Re: [RFC][PATCH] Generic fallback for security xattrs

From: Casey Schaufler (casey@schaufler-ca.com)
Date: Mon Jul 25 2005 - 09:40:13 PDT


--- Stephen Smalley <sds@private> wrote:


> I think you misunderstand.

Maybe yes, maybe no.

> ... 
>  The filesystem code
> can't do it directly; at best, it just has to call
> into the security
> module.  And this introduces an extra layer of
> indirection that serves
> no real purpose.

It serves a very real purpose, that being the
isolation of the "advanced" security behavior
into a module. On a system with integrated
support for MAC (UNICOS, for example) there
is no indirection required. The whole point
of LSM is to allow isolation, and if that
requires some hooks in file system code,
and I don't personally know a way that I would
consider acceptable that doesn't, then that's
what you have to do.

> IIRC, FreeBSD took a different approach; they have a
> separate kernel API
> for getting/setting MAC labels than the xattr API
> (which is purely a
> storage interface), and that MAC label API is
> handled directly by the
> security framework/modules.

Yes.
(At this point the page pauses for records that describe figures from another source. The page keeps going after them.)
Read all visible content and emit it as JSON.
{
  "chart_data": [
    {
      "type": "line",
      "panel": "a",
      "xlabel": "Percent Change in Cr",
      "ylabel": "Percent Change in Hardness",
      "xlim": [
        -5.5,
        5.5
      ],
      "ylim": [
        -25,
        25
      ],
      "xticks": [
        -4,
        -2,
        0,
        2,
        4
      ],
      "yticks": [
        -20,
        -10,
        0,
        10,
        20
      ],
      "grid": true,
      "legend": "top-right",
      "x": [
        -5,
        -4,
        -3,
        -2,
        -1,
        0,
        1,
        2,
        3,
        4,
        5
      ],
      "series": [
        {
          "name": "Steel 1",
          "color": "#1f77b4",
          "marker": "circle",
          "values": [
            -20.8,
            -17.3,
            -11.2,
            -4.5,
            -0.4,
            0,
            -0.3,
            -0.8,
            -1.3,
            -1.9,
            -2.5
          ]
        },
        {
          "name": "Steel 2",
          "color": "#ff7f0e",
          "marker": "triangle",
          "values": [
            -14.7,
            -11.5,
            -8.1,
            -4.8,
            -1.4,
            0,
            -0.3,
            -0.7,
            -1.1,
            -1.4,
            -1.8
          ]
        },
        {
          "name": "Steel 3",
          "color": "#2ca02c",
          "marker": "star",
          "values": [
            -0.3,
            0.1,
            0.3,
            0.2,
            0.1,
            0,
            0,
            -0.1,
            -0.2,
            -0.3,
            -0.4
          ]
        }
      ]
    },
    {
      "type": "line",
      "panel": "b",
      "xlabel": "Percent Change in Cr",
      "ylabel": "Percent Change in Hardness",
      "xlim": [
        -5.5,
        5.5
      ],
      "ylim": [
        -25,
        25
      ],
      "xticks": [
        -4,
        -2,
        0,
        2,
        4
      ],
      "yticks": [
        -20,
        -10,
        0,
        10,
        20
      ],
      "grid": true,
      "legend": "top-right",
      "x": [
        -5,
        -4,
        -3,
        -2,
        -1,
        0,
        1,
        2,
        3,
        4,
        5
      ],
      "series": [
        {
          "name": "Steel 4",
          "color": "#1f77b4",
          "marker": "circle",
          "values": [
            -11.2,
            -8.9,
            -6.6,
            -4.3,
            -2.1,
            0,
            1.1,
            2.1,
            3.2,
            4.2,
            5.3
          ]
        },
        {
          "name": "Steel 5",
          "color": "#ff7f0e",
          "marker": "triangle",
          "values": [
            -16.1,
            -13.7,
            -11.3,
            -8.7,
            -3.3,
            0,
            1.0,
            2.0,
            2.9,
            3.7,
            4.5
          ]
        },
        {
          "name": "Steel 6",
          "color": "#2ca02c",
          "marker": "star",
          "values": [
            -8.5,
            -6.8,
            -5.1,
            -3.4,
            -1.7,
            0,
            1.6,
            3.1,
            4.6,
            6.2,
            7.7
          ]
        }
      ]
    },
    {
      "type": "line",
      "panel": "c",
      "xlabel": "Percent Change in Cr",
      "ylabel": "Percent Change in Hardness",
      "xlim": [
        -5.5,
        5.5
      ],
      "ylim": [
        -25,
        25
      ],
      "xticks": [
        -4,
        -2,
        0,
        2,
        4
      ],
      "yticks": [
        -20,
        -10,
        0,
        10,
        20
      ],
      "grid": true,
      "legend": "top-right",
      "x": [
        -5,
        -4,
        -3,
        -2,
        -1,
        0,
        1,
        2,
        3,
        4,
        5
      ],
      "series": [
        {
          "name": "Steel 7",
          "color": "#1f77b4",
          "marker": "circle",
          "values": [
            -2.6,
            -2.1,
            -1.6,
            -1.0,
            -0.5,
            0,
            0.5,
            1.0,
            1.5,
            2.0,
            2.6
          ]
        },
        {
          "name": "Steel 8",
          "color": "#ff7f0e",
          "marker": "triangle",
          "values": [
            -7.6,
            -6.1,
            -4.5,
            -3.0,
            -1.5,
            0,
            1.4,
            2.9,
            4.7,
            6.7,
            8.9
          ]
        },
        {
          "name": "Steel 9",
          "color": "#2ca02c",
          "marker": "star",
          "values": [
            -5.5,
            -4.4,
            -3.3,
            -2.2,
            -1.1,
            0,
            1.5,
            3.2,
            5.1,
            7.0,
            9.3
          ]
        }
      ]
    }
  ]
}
This is a better, more integrated approach.

> The security
> framework/modules are free to
> then call the internal xattr API when the filesystem
> type supports
> xattrs, but they are also free to just directly
> handle the request
> themselves, which they would do in the case of
> pseudo filesystems where
> there is no storage.  I'm not proposing that for
> Linux, but it does
> allow them to unambiguously get the MAC label of an
> inode of any
> filesystem.

If you need the funtionality you ought to
consider following the BSD footsteps.


> No, because it cannot interpret the security
> structures, as they are
> specific to the security modules.  It has to be
> handled via a LSM hook,
> regardless of whether that hook is called by the fs
> code or by the VFS.

Yup. I'm educated now. That's what you have to do.